Additionally, the lichen-forming fungi Toninia, and Verrucaria⁶² were identified among the eukaryotic colonizers. Lichenized fungi play a key role in microbial communities due to their mutualistic association with photobionts⁶³. This symbiosis allows lichens to provide structural support and protection to microbial proliferation, while also breaking down minerals and organic matter, releasing essential nutrients that can be utilized by other microorganisms. Given these capabilities, lichen-forming fungi likely contribute to microbiome dynamics within the studied artworks and may influence biodeterioration processes.

These findings underscore the urgent need for conservation actions to prevent the permanent loss of these invaluable artworks. Traditional conservation treatments, historically challenging to conservator-restorers, often rely on chemical agents, which can be harmful to both the environment and practitioners. Additionally, some treatments may pose risks to the artworks itself, potentially leading to further deterioration over time. As a result, there is a growing shift toward environmentally friendly conservation approaches⁶⁴, which prioritize sustainability while ensuring effective preservation. These innovative methods aim to mitigate microbial deterioration using less invasive and less harmful compounds, promoting safer and more long-term conservation strategies. Their exploration and implementation should be actively encouraged to ensure the preservation of cultural heritage.

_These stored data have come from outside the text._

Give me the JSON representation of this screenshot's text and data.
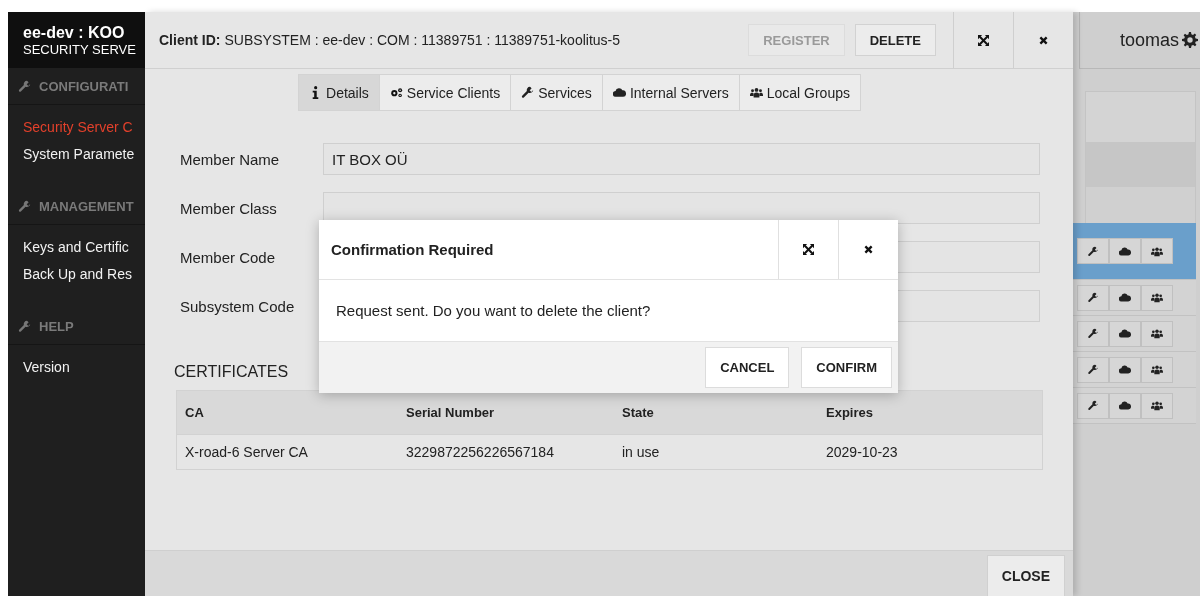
{
  "app": {
    "title": "ee-dev : KOO",
    "subtitle": "SECURITY SERVE"
  },
  "sidebar": {
    "sections": [
      {
        "heading": "CONFIGURATI",
        "items": [
          {
            "label": "Security Server C",
            "selected": true
          },
          {
            "label": "System Paramete",
            "selected": false
          }
        ]
      },
      {
        "heading": "MANAGEMENT",
        "items": [
          {
            "label": "Keys and Certific",
            "selected": false
          },
          {
            "label": "Back Up and Res",
            "selected": false
          }
        ]
      },
      {
        "heading": "HELP",
        "items": [
          {
            "label": "Version",
            "selected": false
          }
        ]
      }
    ]
  },
  "user": {
    "name": "toomas"
  },
  "background_rows": [
    {
      "selected": true
    },
    {
      "selected": false
    },
    {
      "selected": false
    },
    {
      "selected": false
    },
    {
      "selected": false
    }
  ],
  "client_dialog": {
    "title_label": "Client ID:",
    "title_value": "SUBSYSTEM : ee-dev : COM : 11389751 : 11389751-koolitus-5",
    "buttons": [
      {
        "label": "REGISTER",
        "disabled": true
      },
      {
        "label": "DELETE",
        "disabled": false
      }
    ],
    "tabs": [
      {
        "label": "Details",
        "kind": "info",
        "selected": true
      },
      {
        "label": "Service Clients",
        "kind": "gears",
        "selected": false
      },
      {
        "label": "Services",
        "kind": "wrench",
        "selected": false
      },
      {
        "label": "Internal Servers",
        "kind": "cloud",
        "selected": false
      },
      {
        "label": "Local Groups",
        "kind": "group",
        "selected": false
      }
    ],
    "fields": [
      {
        "label": "Member Name",
        "value": "IT BOX OÜ"
      },
      {
        "label": "Member Class"
      },
      {
        "label": "Member Code"
      },
      {
        "label": "Subsystem Code"
      }
    ],
    "certificates": {
      "heading": "CERTIFICATES",
      "columns": [
        "CA",
        "Serial Number",
        "State",
        "Expires"
      ],
      "rows": [
        [
          "X-road-6 Server CA",
          "3229872256226567184",
          "in use",
          "2029-10-23"
        ]
      ]
    },
    "close_button": "CLOSE"
  },
  "confirmation": {
    "title": "Confirmation Required",
    "message": "Request sent. Do you want to delete the client?",
    "buttons": [
      "CANCEL",
      "CONFIRM"
    ]
  }
}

In resume, this study provides valuable insights into the mechanisms of deterioration, with a particular focus on biodeterioration. NGS analyses identified the predominant microbiome present on these artworks. Among prokaryotes, the dominant phyla included Proteobacteria and Actinobacteria, while Ascomycota was the most prevalent eukaryotic phylum. Several key genera were detected, including Cellulomonas, Methylobacterium, Rubrobacter, Penicillium, Cladosporium, Aspergillus, and Stachybotrys all recognized for their biodeterioration potential. SEM micrographs provided visual evidence of filamentous fungi inflicting mechanical damage to the paintings. The extensive hyphal growth contributed to the formation of cracks, flaking, and detachment of the pigment layers. The study further revealed that carbon-rich organic materials, whether from the artist’s original application or previous conservation treatments, played a crucial role in fostering microbial growth. This is supported by both SEM imaging, which highlights microbial colonization on organic-rich areas, and sequencing data, which identified organic matter-decomposing microorganisms, even at lower abundances. Given these findings, the implementation of carefully selected mitigation strategies is strongly recommended. Effective control of biodeteriogenic agents is essential to preserve the integrity of these monumental mural paintings, which are housed in a historically significant building in contemporary Portuguese history.